McCain rejects pastor over Nazi remarks
Issued on: Modified:
The Republican presidential candidate John McCain has rejected the endorsement of a Texas preacher after he was discovered to have said the Nazis were right to chase the Jews from Europe.
Republican John McCain Thursday faced down a fiery evangelical pastor backing his White House bid who, it was revealed, believed the Nazis did God's will by chasing Jews from Europe.
But while McCain disavowed the Texas pastor, John Hagee, the Arizona senator aimed a pointed dig at his Democratic rival Barack Obama's own preacher problems in observing he had never been part of Hagee's flock.
The issue, which has the potential to embarrass McCain among independent voters, erupted as the Republican and Obama traded highly personal invective over a bill to give college education to Iraq and Afghan war veterans.
McCain, the presumed Republican nominee for November's presidential election, issued a statement after the Huffington Post website posted audio of the 1990s remarks by Hagee.
"Obviously, I find these remarks and others deeply offensive and indefensible, and I repudiate them," he said.
"I did not know of them before Reverend Hagee's endorsement, and I feel I must reject his endorsement as well."
The website also published comments by Hagee that Adolf Hitler was a "hunter" sent by God to herd Jews to the land of Israel.
Some commentators have compared the episode to Obama's own political drama over racially tinged sermons by his former pastor Jeremiah Wright, which threw the Illinois senator's campaign onto the defensive for weeks.
McCain stressed: "I have said I do not believe Senator Obama shares Reverend Wright's extreme views.
"But let me also be clear, Reverend Hagee was not and is not my pastor or spiritual advisor, and I did not attend his church for 20 years.
"I have denounced statements he made immediately upon learning of them, as I do again today."
Hagee, whose endorsement was sought by McCain in February, was quoted by the Huffington Post on Thursday as saying that the sermon about Hitler and the Jews had been "intentionally mischaracterized" and was a "gross example of bias."
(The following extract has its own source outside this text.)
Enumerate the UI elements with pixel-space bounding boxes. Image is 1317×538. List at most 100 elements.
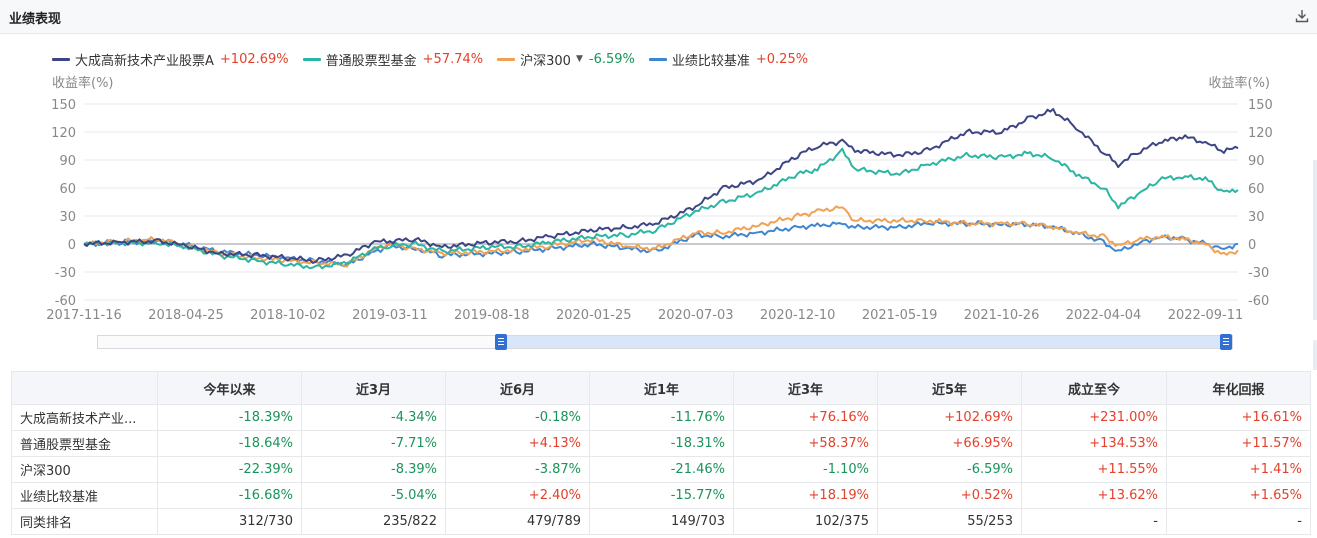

"To assert that I in any way condone the Holocaust or that monster Adolf Hitler is the biggest and ugliest of lies," Hagee said in a statement to the website.
Hagee, a well-known tele-evangelist, founded the strongly pro-Israel Cornerstone Church in San Antonio, Texas. It has 19,000 members, according to his website.
Democrat Hillary Clinton, still clinging to hopes of blocking Obama's drive towards the nomination, fought to stay in the limelight even as aides to both her rival and McCain charted terrain for a presidential battle in November.
Clinton's campaign took heart from a new Quinnipiac University survey suggesting she would beat McCain in three swing states -- Ohio, Pennsylvania and Florida. Obama was ahead of the Republican only in Pennsylvania.
But with Obama seemingly enjoying a mathematical lock on the party's nomination heading into the final contests on June 3, both he and McCain stoked speculation about their vice presidential picks.
McCain was reported this weekend to be meeting three potential running mates -- Florida Governor Charlie Crist, the Indian-American governor of Louisiana, Bobby Jindal, and former presidential hopeful Mitt Romney.
Other reports said Obama, despite banning public comment from his top aides about the issue to avoid angering Clinton, had begun to quietly assemble a team to vet prospective VP candidates.
The Obama and McCain campaigns refused to comment.
With the contours of a November battle taking on sharper definition, Obama and McCain traded some of their harshest personal attacks yet as the Senate adopted the bill offering a fully paid college education to the veterans.
In an unusually direct speech on the Senate floor, Obama said he could not understand why the Vietnam War hero would back President George W. Bush's opposition to the bill.
"I can't believe why he believes it is too generous to our veterans," he said of McCain, who favors an alternative approach that would boost benefits according to a service member's length of service.
McCain shot back in a statement: "I take a back seat to no one in my affection, respect and devotion to veterans.
"I will not accept from Senator Obama, who did not feel it was his responsibility to serve our country in uniform, any lectures on my regard for those who did," he said. Obama in turn condemned McCain's "schoolyard taunts."